TARGET: ANKLIN AIR DEPOT
ANKLAM, GERMANY
4 AUGUST, 1944
Following virtually the same route of its mission of 18 July, the Group attacked the Anklam Air Depot in northern Germany. The 18 July mission had been to the air experimental station at Peenemunde and at that time crews had been ordered to photograph Anklam and vicinity. Those photographs were used to plan this mission.
The Group comprised the high box, twelve aircraft of the 94th B Combat Wing, one of the twenty-three wings of the 8th Air Force heavy bombers dispatched against oil refineries, aircraft components and assembly plants and other targets in the North Sea-Baltic area from Bremen to Peenemunde. Major Dickinson led the Group. The Wing was fifth in the Division line.

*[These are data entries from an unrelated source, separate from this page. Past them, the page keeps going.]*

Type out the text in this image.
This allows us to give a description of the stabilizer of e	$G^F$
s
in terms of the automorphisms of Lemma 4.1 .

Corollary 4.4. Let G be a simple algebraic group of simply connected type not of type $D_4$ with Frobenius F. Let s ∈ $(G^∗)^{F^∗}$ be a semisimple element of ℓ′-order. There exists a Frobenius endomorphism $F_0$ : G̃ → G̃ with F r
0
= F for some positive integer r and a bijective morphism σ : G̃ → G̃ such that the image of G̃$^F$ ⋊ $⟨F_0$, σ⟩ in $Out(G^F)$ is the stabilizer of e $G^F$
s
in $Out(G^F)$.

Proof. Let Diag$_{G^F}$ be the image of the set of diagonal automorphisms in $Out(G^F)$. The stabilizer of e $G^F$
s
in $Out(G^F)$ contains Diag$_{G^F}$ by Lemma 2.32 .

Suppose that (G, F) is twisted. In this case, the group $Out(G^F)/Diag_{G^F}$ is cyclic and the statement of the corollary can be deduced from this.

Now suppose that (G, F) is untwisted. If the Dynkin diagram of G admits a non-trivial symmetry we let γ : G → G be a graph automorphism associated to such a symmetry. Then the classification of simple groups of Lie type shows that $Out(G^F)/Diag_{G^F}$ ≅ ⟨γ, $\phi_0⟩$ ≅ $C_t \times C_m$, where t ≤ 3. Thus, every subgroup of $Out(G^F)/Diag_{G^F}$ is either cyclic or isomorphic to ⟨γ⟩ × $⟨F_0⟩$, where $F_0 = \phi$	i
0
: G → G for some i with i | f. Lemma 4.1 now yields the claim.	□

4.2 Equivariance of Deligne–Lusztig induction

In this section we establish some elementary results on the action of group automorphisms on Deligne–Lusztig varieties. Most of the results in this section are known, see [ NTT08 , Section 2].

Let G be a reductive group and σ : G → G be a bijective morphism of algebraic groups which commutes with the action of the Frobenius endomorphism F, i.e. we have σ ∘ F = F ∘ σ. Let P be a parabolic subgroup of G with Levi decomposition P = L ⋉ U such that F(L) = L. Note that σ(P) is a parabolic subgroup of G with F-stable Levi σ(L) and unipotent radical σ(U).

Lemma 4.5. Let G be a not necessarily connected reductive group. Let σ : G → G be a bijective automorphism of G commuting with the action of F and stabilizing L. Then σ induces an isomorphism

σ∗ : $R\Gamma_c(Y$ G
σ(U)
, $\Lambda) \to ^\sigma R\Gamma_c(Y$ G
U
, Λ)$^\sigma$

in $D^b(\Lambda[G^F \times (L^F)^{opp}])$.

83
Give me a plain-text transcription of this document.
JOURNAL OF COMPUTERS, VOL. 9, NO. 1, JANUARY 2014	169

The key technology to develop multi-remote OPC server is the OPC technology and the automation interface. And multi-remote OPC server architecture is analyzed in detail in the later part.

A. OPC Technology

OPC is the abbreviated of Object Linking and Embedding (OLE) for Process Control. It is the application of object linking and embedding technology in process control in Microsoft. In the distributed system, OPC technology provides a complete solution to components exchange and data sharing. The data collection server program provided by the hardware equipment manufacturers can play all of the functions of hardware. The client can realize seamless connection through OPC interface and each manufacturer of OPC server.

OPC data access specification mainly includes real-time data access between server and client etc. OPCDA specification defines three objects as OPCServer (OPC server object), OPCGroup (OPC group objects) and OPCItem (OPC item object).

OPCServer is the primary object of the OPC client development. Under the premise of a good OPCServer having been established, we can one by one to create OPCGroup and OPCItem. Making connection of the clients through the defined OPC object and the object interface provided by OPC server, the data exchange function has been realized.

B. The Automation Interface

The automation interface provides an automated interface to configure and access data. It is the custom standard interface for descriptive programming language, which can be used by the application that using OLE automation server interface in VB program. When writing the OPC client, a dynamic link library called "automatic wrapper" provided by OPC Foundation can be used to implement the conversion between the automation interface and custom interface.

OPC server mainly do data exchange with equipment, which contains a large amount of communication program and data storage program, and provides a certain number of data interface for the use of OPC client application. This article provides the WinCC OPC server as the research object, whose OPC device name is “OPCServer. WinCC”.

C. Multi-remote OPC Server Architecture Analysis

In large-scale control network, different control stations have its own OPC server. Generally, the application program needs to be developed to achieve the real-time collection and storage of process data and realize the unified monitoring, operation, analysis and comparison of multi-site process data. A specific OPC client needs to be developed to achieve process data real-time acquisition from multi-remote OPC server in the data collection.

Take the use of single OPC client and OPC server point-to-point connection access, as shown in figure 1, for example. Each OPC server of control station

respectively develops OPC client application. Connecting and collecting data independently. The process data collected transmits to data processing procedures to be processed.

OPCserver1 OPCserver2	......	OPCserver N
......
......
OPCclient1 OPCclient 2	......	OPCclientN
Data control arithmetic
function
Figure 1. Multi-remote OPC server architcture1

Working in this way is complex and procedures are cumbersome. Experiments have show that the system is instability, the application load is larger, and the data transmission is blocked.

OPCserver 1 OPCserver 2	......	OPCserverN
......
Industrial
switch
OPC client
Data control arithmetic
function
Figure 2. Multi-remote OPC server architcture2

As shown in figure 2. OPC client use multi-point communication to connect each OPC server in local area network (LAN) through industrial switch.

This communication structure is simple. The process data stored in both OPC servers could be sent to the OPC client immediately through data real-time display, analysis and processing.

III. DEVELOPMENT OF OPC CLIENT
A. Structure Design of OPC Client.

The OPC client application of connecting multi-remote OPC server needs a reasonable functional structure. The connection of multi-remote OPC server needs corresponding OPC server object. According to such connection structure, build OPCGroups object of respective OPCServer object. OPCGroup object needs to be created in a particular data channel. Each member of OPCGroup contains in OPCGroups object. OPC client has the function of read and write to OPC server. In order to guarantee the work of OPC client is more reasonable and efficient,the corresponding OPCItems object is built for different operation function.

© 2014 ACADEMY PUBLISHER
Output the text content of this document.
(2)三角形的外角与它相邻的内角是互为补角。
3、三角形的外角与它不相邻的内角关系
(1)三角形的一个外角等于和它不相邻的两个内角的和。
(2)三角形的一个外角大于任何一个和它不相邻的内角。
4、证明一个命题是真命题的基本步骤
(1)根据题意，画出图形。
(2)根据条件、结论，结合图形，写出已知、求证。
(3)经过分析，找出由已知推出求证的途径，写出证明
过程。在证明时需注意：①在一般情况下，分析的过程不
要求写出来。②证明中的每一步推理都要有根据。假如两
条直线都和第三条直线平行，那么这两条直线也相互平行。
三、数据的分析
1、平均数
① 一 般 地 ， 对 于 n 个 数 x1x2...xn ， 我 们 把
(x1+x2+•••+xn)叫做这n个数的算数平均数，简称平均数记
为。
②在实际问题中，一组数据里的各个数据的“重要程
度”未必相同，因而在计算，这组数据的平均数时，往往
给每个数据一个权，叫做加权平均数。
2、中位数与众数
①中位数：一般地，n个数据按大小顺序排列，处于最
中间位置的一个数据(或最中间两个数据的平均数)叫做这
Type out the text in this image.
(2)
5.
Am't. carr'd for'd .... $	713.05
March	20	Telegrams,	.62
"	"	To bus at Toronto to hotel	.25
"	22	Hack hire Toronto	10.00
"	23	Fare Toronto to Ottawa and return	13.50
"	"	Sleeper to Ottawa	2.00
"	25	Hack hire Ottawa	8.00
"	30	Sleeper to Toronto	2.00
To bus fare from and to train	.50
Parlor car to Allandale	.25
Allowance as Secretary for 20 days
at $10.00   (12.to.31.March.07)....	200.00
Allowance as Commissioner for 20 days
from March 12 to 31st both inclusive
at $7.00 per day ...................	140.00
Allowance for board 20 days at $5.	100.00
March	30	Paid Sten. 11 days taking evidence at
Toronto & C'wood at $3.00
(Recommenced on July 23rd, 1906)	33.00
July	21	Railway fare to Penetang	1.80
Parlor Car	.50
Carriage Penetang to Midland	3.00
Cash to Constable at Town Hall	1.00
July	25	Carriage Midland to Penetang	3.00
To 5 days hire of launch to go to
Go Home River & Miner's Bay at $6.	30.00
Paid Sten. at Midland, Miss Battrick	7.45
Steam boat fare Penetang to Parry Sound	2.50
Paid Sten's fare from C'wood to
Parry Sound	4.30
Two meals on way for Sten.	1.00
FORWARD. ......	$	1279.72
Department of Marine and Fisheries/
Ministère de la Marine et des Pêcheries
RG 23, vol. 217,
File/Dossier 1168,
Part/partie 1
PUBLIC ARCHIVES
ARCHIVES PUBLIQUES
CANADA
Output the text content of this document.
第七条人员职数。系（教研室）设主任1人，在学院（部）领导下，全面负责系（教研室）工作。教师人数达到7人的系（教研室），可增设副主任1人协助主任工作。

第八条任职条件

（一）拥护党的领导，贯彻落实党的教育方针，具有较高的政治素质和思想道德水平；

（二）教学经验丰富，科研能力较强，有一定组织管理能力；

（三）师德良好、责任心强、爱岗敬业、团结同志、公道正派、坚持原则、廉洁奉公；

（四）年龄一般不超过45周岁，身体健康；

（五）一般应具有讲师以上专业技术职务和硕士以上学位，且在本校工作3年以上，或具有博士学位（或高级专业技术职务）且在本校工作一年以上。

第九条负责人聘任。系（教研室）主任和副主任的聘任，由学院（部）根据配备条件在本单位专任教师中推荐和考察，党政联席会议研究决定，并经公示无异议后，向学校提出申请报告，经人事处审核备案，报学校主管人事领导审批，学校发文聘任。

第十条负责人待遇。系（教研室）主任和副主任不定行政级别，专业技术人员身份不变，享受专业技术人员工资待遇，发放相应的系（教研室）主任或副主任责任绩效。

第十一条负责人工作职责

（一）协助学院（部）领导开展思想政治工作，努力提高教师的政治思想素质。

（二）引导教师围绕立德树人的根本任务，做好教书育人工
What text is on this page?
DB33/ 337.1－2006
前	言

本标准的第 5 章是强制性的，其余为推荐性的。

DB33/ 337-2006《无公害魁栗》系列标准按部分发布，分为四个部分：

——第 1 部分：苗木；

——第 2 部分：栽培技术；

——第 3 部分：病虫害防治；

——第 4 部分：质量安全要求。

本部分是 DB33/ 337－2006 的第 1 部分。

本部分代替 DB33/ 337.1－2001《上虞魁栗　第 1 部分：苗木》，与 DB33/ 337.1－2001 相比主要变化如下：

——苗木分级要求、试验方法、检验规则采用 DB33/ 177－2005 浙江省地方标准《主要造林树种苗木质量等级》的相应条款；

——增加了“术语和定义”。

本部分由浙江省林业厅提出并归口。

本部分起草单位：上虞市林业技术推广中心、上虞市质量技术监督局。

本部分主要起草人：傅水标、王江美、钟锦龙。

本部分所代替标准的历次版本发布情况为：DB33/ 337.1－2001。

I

The route to the target led the Group across the North Sea, across Schleswig-Holstein, north of Kiel and the Danish Islands, to a point northeast of Cape Arkona. Thence the Wing swung southeast to an IP in Pomeranian Bay.
Cloud coverage in the target area was three-tenths to five- tenths, but the target itself was not covered by clouds and a visual run was made at 18,400 feet. An earlier wing had bombed the assembly plant in the city of Anklam. Smoke billowed up and was carried by the wind in such a direction that it hid the MPI. An alternate aiming point among the air depot buildings was selected and bombed. Leaving the target area, the crews saw fire and smoke among the installations and also noted large columns rising from Peenemunde. No enemy aircraft were encountered and flak was encountered only at the target, where it was meager and inaccurate.